The great Huey Long is ready to crown every man a king, until a mysterious doctor gunned him down in the Louisiana State Capitol. He was preparing to run for president on a third-party ticket, splitting FDR’s vote for reelection.
Lately, Huey had been discussing a run for the presidency on a third-party ticket in 1936. Many thought he could keep FDR from being reelected and then in 1940 he would be the Democratic candidate and win the presidency. Possible? We shall never know. Huey was gunned down in the Louisiana State Capitol at Baton Rouge by a medical doctor with no known motive. It was rumored that Huey had actually been killed by his own guards. Forever after, the Long family believed that FDR had ordered his killing, which seems farfetched even in Louisiana. But it was about then that the conspiracy theorist doctrine was promulgated to make it impossible for anyone to investigate much of anything and so it was that we, a naturally suspicious and garrulous people, were officially silenced through our institutions and by a media seemingly devoted to a Sicilianesque omertà, even when Marine Corps General Smedley Butler revealed that he had been approached by right wing elements to overthrow FDR in his first term, a story that never really broke despite Butler’s own memoir of the events. Huey’s murder was the first of a number of stylized “unsolvable” murders committed by solitary lone killers given to motiveless acts of violence; witness, Lee Harvey Oswald at Dallas.
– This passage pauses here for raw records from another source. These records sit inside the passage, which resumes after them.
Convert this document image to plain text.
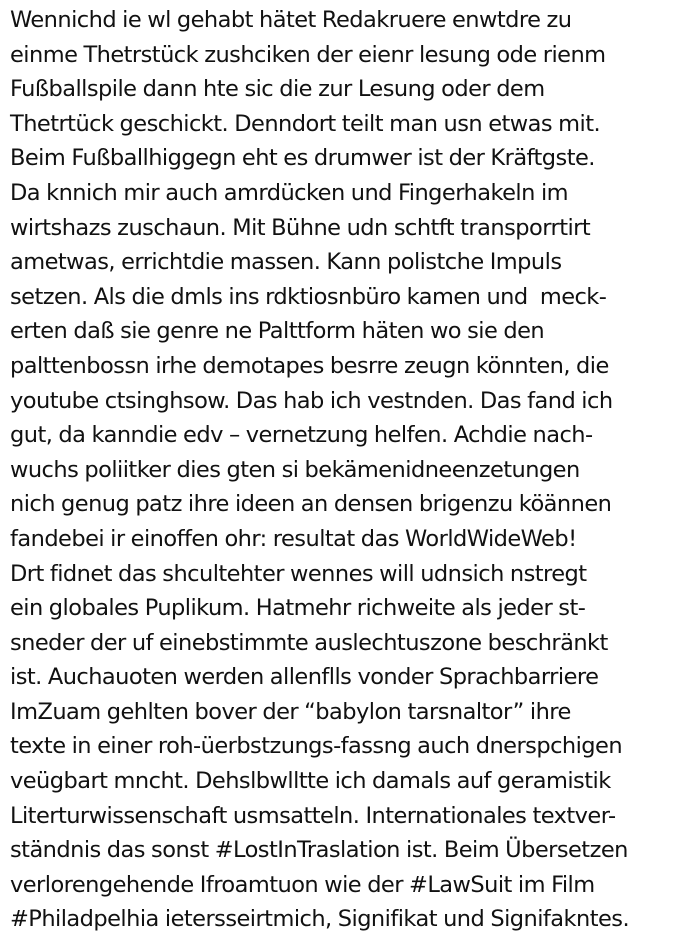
Wennichd ie wl gehabt hätet Redakruere enwtdre zu
einme Thetrstück zushciken der eienr lesung ode rienm
Fußballspile dann hte sic die zur Lesung oder dem
Thetrtück geschickt. Denndort teilt man usn etwas mit.
Beim Fußballhiggegn eht es drumwer ist der Kräftgste.
Da knnich mir auch amrdücken und Fingerhakeln im
wirtshazs zuschaun. Mit Bühne udn schtft transporrtirt
ametwas, errichtdie massen. Kann polistche Impuls
setzen. Als die dmls ins rdktiosnbüro kamen und  meck-
erten daß sie genre ne Palttform häten wo sie den
palttenbossn irhe demotapes besrre zeugn könnten, die
youtube ctsinghsow. Das hab ich vestnden. Das fand ich
gut, da kanndie edv – vernetzung helfen. Achdie nach-
wuchs poliitker dies gten si bekämenidneenzetungen
nich genug patz ihre ideen an densen brigenzu köännen
fandebei ir einoffen ohr: resultat das WorldWideWeb!
Drt fidnet das shcultehter wennes will udnsich nstregt
ein globales Puplikum. Hatmehr richweite als jeder st-
sneder der uf einebstimmte auslechtuszone beschränkt
ist. Auchauoten werden allenflls vonder Sprachbarriere
ImZuam gehlten bover der “babylon tarsnaltor” ihre
texte in einer roh-üerbstzungs-fassng auch dnerspchigen
veügbart mncht. Dehslbwlltte ich damals auf geramistik
Literturwissenschaft usmsatteln. Internationales textver-
ständnis das sonst #LostInTraslation ist. Beim Übersetzen
verlorengehende Ifroamtuon wie der #LawSuit im Film
#Philadpelhia ietersseirtmich, Signifikat und Signifakntes.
More later. It is as if we have a permanent Federal Bureau of Non-Investigation ever ready to chuckle about the relation between flying saucers and political assassinations or the “alleged” torture of those held in our military prisons.
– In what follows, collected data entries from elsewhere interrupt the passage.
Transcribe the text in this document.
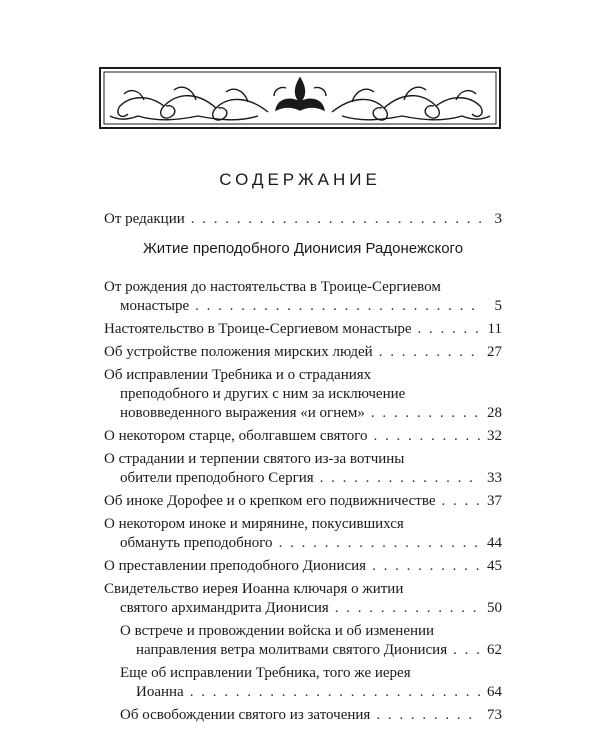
СОДЕРЖАНИЕ
От редакции . . .	3
Житие преподобного Дионисия Радонежского
От рождения до настоятельства в Троице-Сергиевом
монастыре . . .	5
Настоятельство в Троице-Сергиевом монастыре . . .	11
Об устройстве положения мирских людей . . .	27
Об исправлении Требника и о страданиях
преподобного и других с ним за исключение
нововведенного выражения «и огнем» . . .	28
О некотором старце, оболгавшем святого . . .	32
О страдании и терпении святого из-за вотчины
обители преподобного Сергия . . .	33
Об иноке Дорофее и о крепком его подвижничестве . . .	37
О некотором иноке и мирянине, покусившихся
обмануть преподобного . . .	44
О преставлении преподобного Дионисия . . .	45
Свидетельство иерея Иоанна ключаря о житии
святого архимандрита Дионисия . . .	50
О встрече и провождении войска и об изменении
направления ветра молитвами святого Дионисия . . .	62
Еще об исправлении Требника, того же иерея
Иоанна . . .	64
Об освобождении святого из заточения . . .	73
In any event, Huey, whose slogan was “every man a king,” never did have his proper day. But there is a wonderfully comic bit of newsreel where he is sampling a New Orleans bartender’s Sazerac, a lethal cocktail full of whipped egg white. He praises his old friend behind the bar, sips delicately at the brew, and gives gentle instruction on the correct proportion of the ingredients. He finishes one glass which is refilled. Ever the perfectionist, he savors this ambrosia, complimenting the bartender—so let us leave the Kingfish there, contented, presidential, the people’s friend who built so many schools, roads, hospitals, and gleefully taxed “The Standard Oil” to pay for it all.
SEVEN
I sit now at a so-called partners desk where two people can sit directly across from each other. In 2003 my “partner” (as the politically correct call it) of fifty-three years—Howard Auster—died and now I work here alone. Here? Where? When? Who? We shall let “why” linger a while longer in the wings.